[ExI] Mining the Sky SL Talk I gave today

samantha sjatkins at mac.com
Tue Apr 27 19:24:31 UTC 2010


spike wrote:
> ... 
>> ...On Behalf Of Adrian Tymes
>> Subject: Re: [ExI] Mining the Sky SL Talk I gave today
>>
>> --- On Mon, 4/26/10, spike <spike66 at att.net> wrote:
>>> OK, I thought about it longer.  Now I will now explain my 
>> thoughts in a parable...Jesus.
>>
>> It is also flawed.  I have already explained most of the 
>> errors (like your assumption that platinum has no 
>> non-financial value on the ground, or even that the value in 
>> orbit necessarily dwarfs the value on the ground*)...
>>
>> * Another way to think of it: even if the eventual value in 
>> orbit is extreme, that's still eventual.Arian
> 
> Ja, my notion is that platinum creates its own value in orbit as soon as we
> figure out how to use it to make reflective surfaces.  In the asteroid belt,
> we have plenty of iron, plenty of silicon.  These are good structural metals
> but neither of these are particularly good reflectors in the sunlight
> spectrum.  We use the platinum, chromium and silver as reflective layers
> over the iron and silicon.
> 

I understand that there is a fair amount of aluminum silicate around. 
So aluminum backed mirrors shouldn't be that difficult from material on 
hand.  Or just aluminum lightweight shells for that matter.

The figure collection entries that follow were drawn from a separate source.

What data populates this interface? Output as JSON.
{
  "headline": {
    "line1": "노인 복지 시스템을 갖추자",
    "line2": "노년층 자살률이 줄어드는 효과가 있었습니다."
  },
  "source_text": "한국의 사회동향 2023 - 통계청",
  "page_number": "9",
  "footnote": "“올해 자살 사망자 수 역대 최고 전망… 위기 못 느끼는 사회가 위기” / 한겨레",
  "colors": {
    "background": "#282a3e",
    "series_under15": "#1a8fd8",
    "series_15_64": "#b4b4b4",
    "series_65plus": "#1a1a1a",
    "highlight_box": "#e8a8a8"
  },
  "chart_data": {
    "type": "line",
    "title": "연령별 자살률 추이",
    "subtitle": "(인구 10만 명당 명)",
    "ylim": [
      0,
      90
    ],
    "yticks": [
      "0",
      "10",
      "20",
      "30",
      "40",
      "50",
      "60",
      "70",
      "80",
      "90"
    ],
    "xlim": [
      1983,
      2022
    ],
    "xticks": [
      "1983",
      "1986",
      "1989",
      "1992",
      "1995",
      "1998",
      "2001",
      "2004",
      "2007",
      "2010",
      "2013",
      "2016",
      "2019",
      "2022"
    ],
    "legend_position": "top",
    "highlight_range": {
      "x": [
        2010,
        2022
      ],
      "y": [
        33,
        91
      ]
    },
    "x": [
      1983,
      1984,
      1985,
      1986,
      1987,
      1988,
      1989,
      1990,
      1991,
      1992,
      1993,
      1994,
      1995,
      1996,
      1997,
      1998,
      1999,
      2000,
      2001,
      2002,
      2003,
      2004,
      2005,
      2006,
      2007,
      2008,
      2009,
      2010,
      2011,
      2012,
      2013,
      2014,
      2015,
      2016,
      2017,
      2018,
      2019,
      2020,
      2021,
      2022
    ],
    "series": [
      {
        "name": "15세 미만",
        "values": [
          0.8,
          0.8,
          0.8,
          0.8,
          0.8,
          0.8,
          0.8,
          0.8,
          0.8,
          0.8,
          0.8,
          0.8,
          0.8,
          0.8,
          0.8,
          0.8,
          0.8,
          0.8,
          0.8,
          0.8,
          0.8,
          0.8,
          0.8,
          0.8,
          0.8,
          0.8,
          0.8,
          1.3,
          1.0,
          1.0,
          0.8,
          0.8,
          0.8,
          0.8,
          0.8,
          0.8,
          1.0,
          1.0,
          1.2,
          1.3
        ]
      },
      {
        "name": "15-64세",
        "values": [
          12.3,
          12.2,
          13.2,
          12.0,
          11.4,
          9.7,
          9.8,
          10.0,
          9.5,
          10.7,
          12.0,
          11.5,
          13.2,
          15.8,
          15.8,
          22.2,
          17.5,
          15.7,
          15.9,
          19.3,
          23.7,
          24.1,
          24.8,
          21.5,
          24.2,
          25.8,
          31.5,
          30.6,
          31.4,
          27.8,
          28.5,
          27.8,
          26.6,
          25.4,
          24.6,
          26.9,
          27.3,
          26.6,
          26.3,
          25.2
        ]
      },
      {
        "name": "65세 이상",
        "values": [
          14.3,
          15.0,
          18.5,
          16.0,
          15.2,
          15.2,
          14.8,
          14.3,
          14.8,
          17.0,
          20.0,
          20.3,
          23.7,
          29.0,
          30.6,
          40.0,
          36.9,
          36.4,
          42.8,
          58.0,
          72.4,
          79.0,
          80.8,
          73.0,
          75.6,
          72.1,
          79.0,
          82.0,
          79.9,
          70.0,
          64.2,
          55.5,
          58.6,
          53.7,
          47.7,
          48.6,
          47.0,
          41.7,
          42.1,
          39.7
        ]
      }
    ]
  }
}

> We already have this technology.  Imagine a very thin mylar balloon, 100
> meter radius, launched gently from an asteroid, in interstellar space far
> from the nearest gravitational influence, inflated to about 10
> nano-atmospheres, with a free-floating ion-deposition gun inside the
> balloon, vaporizing a ten kilogram hunk of chromium or platinum.  The
> balloon is set to rotation about the X axis, the ion gun rotates about the Y
> axis, while spraying a tenuous mist of vaporized metal at a rate of about a
> milligram per second.  The inside of the balloon is eventually coated with a
> reflective surface.  Cut circular pieces out of the balloon, reshape
> slightly and you have an enormous solar concentrator.

Wouldn't it be as easy to paint the outside and then pop the balloon?

> 
> The free floating ion deposition device need not be connected in any way to
> the balloon, for as the ion gun drifted toward the wall of the balloon, the
> force of the ions hitting the nearer surface would gently nudge the balloon
> away, keeping the ion gun roughly near the center of the balloon.  
> 
> With the numbers I arbitrarily called out, the average thickness of the
> coating would be about 4 nanometers, or close enough to 30 atomic radii for
> platinum.  The ion gun I specified could work on solar power alone at that
> flux level and would accomplish the complete ionization of the 10 kg mass in
> about four months.  A 15 atom thick average coating of chromium on mylar
> would reflect about 20 percent-ish of the sunlight that hits it (if I recall
> correctly.)  
> 
> What could we do with that?
> 
> We have all the technology needed to do this today, with the possible
> exception of the device needed to cut circular pieces of the balloon and set
> them to gently rotating.  But that doesn't sound too hard to me.  The
> platinum would make great solar concentrators and solar sails.  I see little
> justification for dropping down into the gravity well to collect interest on
> it, instead of going straight to the solar sails now.

How hard is a cutting torch given the materials on hand on using a solar 
furnace to drive it?  Lasers shouldn't be hard to power either.